Developing and implementing a new policy requires a significant amount of time and money. FIG. 1 illustrates a typical development cycle 100 for the development and implementation of a new policy. In this example, a new feature for a network is requested in step 102. Accordingly, in step 104, a design team works to develop a new policy, or set of rules, that when implemented will provide the requested feature. The design stage is often complex and time-consuming, requiring developmental meetings among engineers, presentations to managers, and, finally, approval. Once the design stage is complete, the new policy is then implemented in step 106. Implementation may require database schema changes, network signaling development, and network Operations, Administration, and Maintenance (OAM) development. After the new policy is implemented, it must be tested in step 108 to ensure proper performance and compatibility with the network. If testing is not completed successfully, it will likely be necessary to return to the design stage (step 104) or implementation stage (step 106). Finally, once testing is successfully completed, a network provider or other entity performs the provisioning stage in step 110, whereby the network provider provisions, on network nodes, such as routers, data necessary for the new policy.
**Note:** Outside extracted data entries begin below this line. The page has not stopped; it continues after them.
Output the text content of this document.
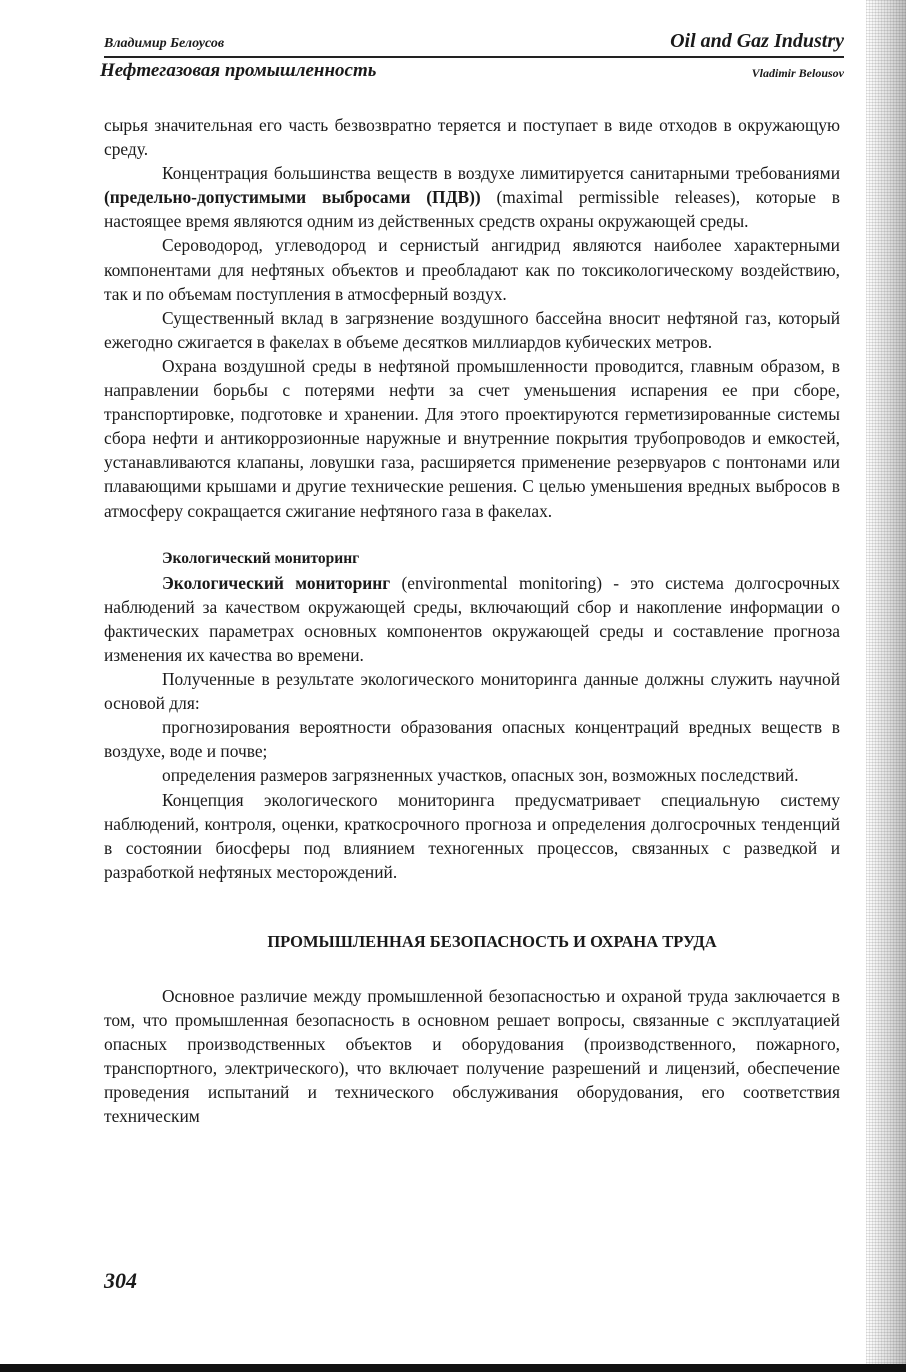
Владимир Белоусов	Oil and Gaz Industry
Нефтегазовая промышленность	Vladimir Belousov

сырья значительная его часть безвозвратно теряется и поступает в виде отходов в окружающую среду.

Концентрация большинства веществ в воздухе лимитируется санитарными требованиями (предельно-допустимыми выбросами (ПДВ)) (maximal permissible releases), которые в настоящее время являются одним из действенных средств охраны окружающей среды.

Сероводород, углеводород и сернистый ангидрид являются наиболее характерными компонентами для нефтяных объектов и преобладают как по токсикологическому воздействию, так и по объемам поступления в атмосферный воздух.

Существенный вклад в загрязнение воздушного бассейна вносит нефтяной газ, который ежегодно сжигается в факелах в объеме десятков миллиардов кубических метров.

Охрана воздушной среды в нефтяной промышленности проводится, главным образом, в направлении борьбы с потерями нефти за счет уменьшения испарения ее при сборе, транспортировке, подготовке и хранении. Для этого проектируются герметизированные системы сбора нефти и антикоррозионные наружные и внутренние покрытия трубопроводов и емкостей, устанавливаются клапаны, ловушки газа, расширяется применение резервуаров с понтонами или плавающими крышами и другие технические решения. С целью уменьшения вредных выбросов в атмосферу сокращается сжигание нефтяного газа в факелах.

Экологический мониторинг

Экологический мониторинг (environmental monitoring) - это система долгосрочных наблюдений за качеством окружающей среды, включающий сбор и накопление информации о фактических параметрах основных компонентов окружающей среды и составление прогноза изменения их качества во времени.

Полученные в результате экологического мониторинга данные должны служить научной основой для:

прогнозирования вероятности образования опасных концентраций вредных веществ в воздухе, воде и почве;

определения размеров загрязненных участков, опасных зон, возможных последствий.

Концепция экологического мониторинга предусматривает специальную систему наблюдений, контроля, оценки, краткосрочного прогноза и определения долгосрочных тенденций в состоянии биосферы под влиянием техногенных процессов, связанных с разведкой и разработкой нефтяных месторождений.

ПРОМЫШЛЕННАЯ БЕЗОПАСНОСТЬ И ОХРАНА ТРУДА

Основное различие между промышленной безопасностью и охраной труда заключается в том, что промышленная безопасность в основном решает вопросы, связанные с эксплуатацией опасных производственных объектов и оборудования (производственного, пожарного, транспортного, электрического), что включает получение разрешений и лицензий, обеспечение проведения испытаний и технического обслуживания оборудования, его соответствия техническим

304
The development cycle 100 outlined above illustrates the great length of time required for developing and implementing a new policy. As the increasing rate of evolution of the networks demands new policies at a faster rate, development cycle 100 is clearly too slow. The slow development process coupled with the rapid evolution of the networks imposes significant burdens on everyone involved with the development and upkeep of the networks. In addition, the traditional development cycle 100 is not cost efficient. The cycle 100 requires numerous professionals with a detailed understanding of the networks to develop and implement new policies. Furthermore, due to the length of the development, once a policy is finally implemented it may have a very short lifetime before it also becomes outdated. Finally, the cycle 100 requires a new policy to pass through many hands, and thus is very error prone. Errors in the development cycle 100 are also very costly to correct.
Accordingly, in light of these difficulties, there exists a need for methods, systems, and compute readable media for implementing a policy for a router.